Key elements of the SAFE DATA Act include requirements for covered entities to:

  • Obtain express affirmative consent before processing or transferring an individual’s sensitive covered data or the covered data of minors. “Sensitive covered data” includes government-issued IDs, health data, financial data, biometric information, persistent identifiers, contents of private communications, account log-in credentials, race or ethnic origin and sexual orientation or any online activity that would reveal such information. The FTC would also have authority to make new categories of sensitive data.
  • Provide individuals with the right to opt-out of the collection, processing or transfer of the individual’s covered data.
  • Provide individuals the right to access, correct, delete or transfer their covered data and not discriminate against users who exercise such rights.
  • Publish transparent privacy policies provided to users prior to or at the point of collecting their covered data that discloses the categories of data being collected, the purpose for collection, if any such data is transferred, for what purpose such data is transferred and the categories of recipients, data retention policies and a description of the user’s rights under the Act.
  • Minimize data collection, processing and retention to what is reasonably necessary and proportionate to provide its services or products in accordance with its privacy policy or federal law.
  • Register with the FTC if they are data brokers.
  • Maintain reasonable administrative, technical and physical data security policies and practices to protect covered data.
  • Appoint data privacy and security officers.
  • Conduct annual privacy impact assessments if they are large data brokers.
  • For covered internet platforms that use opaque algorithms that select content for users, notify the user that their data is being used for this purpose and also offer the choice to use input-transparent algorithms instead.
  • For large online operators, not to use interfaces to undermine user autonomy, decision-making or choice when collecting user data or obtaining consent to do so; not place users in segments for psychological or behavioral research without consent; and not use interfaces that encourage compulsive usage among users under 13 years old.
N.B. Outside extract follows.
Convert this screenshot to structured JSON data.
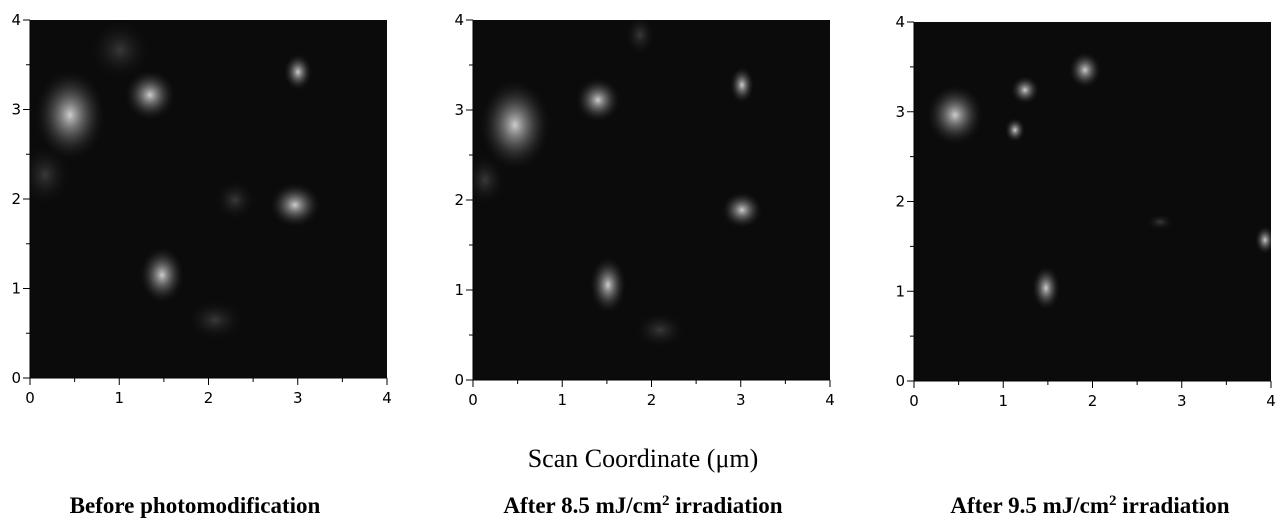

Perhaps most importantly, the SAFE DATA Act would preempt any state law, regulation, rule, requirement or standard related to data privacy or data security, with the exception of data breach laws, and does not provide a private right of action — both of which are contested in federal data privacy legislation proposed by Democratic lawmakers. The Act would be enforced by the FTC or State Attorneys General.

Shortly after introducing the SAFE DATA Act, Senator Roger Wicker convened a Senate hearing on data privacy titled “Revisiting the Need for Federal Data Privacy Legislation,” where witnesses stressed the urgency of passing a federal data privacy law. Speakers highlighted that in a post-pandemic world, sensitive and personal data is increasingly being collected as our reliance on remote interactions has increased. 
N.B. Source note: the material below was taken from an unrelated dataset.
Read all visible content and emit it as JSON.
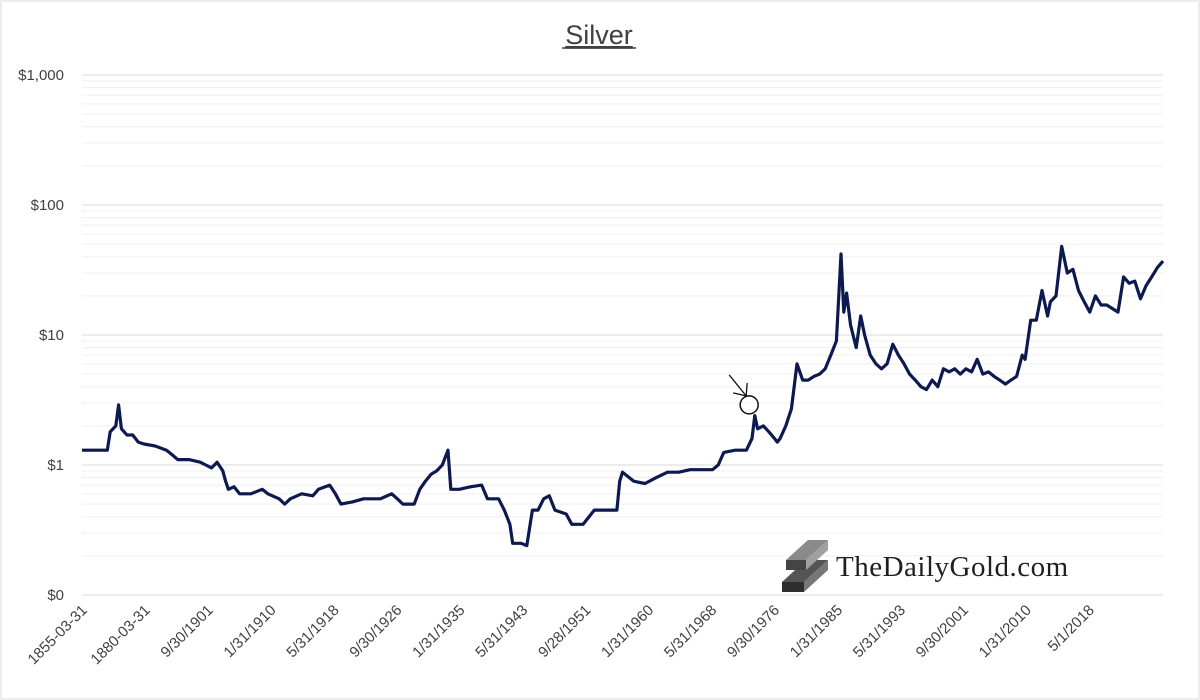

Although the SAFE DATA Act is a closer step towards the comprehensive federal data privacy law that has been in the works for years, it is unclear whether the Act will accelerate the process.

The Bottom Line

The lack of a federal privacy law has led to compliance challenges for companies, inconsistency between States, tension with the EU and a plea for a resolution. While that time has not yet arrived, and this may not be the final bill, a federal privacy law is closer to reality. Until then, the compliance challenges continue.